This was posed to me more as a thought-provoking question, as opposed to wanting to find out what activities I would find myself engaged in as a result of being able to lead a good quality of life, despite living with Parkinson’s Disease. The question did evoke some thoughts as to why, because the majority of my journey with Parkinson’s Disease has been focused on awareness, education, clinical trials, and the best quality of life possible as a result of the best medical care available.
One reason as to why I care is that I live with a vicious, relentless, incurable, neurodegenerative disease every single day and night. I was once asked if I ever forgot that I had Parkinson’s Disease. My response was that on a good day, I could “forget” about it for about four hours, until my tremors started up again, along with the muscle rigidity, and slow movement, and I was reminded that it was time for me to take the pills that would “mask” the symptoms for a few more hours.
Writing this post has been very difficult for me because I very seldom complain about the physical issues I deal with on a daily basis. I find it easier to say that I’m doing well most days because, at this point in my disease progression, my medication regimen allows for very decent days, which allow for a good quality of life, which allows for me to continue working, which allows for me to do what I can, while I still can, to make a difference in the lives of people living with Parkinson’s Disease.
There are days where I’m totally spent physically and mentally as a result of dealing with the symptoms, but I’ve often mentioned that my symptoms seem less bothersome when I think of what others are going through in their daily lives due to the debilitating effects of Parkinson’s Disease.

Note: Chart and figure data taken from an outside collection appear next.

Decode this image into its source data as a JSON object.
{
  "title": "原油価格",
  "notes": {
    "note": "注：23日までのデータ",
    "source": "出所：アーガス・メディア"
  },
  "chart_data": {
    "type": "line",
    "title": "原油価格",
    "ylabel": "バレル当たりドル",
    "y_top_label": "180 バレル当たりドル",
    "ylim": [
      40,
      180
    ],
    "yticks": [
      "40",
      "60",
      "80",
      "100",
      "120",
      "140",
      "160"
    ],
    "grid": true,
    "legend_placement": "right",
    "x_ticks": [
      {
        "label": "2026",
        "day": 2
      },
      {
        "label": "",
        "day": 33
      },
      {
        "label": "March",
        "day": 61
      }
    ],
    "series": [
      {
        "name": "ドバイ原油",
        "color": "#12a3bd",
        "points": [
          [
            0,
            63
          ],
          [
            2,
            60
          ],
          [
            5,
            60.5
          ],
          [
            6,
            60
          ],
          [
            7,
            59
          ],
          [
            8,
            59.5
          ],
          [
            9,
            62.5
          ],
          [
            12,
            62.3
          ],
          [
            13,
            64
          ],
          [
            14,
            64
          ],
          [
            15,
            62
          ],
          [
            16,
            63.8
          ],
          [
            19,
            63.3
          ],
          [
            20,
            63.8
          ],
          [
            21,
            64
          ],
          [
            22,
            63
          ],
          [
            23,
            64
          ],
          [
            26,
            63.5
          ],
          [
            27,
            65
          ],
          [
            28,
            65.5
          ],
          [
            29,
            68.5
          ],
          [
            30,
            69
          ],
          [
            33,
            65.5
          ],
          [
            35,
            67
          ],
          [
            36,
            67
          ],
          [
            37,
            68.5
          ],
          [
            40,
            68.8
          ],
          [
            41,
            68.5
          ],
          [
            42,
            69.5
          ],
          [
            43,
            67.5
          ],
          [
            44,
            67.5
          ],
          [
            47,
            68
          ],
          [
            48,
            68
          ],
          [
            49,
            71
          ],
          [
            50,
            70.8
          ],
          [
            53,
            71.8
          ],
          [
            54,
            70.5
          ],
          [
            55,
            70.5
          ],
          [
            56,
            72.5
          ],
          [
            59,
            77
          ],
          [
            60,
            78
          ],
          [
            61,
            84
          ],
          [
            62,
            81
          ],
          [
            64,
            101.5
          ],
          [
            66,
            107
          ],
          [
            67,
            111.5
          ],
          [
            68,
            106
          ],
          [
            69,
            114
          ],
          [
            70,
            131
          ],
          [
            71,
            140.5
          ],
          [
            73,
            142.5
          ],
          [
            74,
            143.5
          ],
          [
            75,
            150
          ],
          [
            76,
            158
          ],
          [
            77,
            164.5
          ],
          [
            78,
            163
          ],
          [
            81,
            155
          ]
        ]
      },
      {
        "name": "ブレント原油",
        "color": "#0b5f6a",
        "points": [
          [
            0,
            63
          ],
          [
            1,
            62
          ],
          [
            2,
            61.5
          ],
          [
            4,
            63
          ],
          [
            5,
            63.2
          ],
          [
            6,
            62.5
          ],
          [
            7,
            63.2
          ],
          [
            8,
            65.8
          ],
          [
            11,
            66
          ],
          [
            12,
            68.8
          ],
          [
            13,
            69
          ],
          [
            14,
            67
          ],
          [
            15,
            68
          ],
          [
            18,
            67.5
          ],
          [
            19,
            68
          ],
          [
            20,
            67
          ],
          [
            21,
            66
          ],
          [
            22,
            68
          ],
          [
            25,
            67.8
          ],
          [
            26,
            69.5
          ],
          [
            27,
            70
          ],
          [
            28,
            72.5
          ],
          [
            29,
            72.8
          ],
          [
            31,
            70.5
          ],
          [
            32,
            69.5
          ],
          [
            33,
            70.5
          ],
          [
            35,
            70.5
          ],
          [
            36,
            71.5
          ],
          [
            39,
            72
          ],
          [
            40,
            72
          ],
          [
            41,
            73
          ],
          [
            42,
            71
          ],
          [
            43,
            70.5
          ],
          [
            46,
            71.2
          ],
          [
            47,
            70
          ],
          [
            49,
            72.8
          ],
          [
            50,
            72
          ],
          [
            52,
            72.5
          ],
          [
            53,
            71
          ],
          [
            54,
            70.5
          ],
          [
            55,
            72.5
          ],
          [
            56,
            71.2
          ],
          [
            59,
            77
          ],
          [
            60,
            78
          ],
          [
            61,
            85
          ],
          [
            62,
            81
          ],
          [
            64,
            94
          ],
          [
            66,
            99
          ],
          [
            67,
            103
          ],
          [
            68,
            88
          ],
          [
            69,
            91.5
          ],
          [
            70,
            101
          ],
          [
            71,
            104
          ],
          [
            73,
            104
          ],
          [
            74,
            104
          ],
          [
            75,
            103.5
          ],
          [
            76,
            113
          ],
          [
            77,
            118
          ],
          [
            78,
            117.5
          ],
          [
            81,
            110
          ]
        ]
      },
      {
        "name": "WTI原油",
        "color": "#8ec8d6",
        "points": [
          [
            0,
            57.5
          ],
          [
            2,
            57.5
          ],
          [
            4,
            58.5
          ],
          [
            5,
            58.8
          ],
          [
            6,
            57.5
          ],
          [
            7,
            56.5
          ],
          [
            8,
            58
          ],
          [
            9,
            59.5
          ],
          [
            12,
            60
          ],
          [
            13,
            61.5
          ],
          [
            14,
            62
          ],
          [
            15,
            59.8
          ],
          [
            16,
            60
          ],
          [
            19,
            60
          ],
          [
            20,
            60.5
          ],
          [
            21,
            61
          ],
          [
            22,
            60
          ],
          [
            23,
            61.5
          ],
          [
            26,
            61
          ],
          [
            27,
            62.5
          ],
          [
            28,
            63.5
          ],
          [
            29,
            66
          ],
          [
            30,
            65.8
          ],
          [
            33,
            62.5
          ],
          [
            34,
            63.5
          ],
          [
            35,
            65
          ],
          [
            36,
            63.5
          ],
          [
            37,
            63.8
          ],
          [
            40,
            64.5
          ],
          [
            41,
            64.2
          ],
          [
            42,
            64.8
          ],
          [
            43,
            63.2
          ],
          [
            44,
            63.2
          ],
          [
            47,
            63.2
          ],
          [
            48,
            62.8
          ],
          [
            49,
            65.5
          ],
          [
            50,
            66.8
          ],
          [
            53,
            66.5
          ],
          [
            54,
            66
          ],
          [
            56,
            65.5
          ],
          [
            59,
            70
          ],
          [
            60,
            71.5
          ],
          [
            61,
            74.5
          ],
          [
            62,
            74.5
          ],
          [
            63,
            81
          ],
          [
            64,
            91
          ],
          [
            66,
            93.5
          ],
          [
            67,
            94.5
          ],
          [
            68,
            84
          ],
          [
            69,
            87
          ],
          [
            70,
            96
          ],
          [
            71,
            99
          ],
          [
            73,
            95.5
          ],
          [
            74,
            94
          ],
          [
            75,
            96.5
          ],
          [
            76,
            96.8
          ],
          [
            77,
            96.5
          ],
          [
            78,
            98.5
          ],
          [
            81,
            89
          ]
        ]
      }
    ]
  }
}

Why do I care? I care because we’ve all been called to be of service to others…
For me, being in the “public eye” as a person with Parkinson’s Disease requires me to take the good with the bad, as well as the small victories and bitter defeats when it comes to having the voice of the Parkinson’s community listened to in my work as an advocate. I learned a long time ago that there is a huge difference between “hearing” and “listening”. My focus is on being listened to, in order to get closer to better treatments, and ultimately, a cure.
I also have to constantly remind myself to not let “success in advocating” go to my head or the “failures in advocating” go to my heart.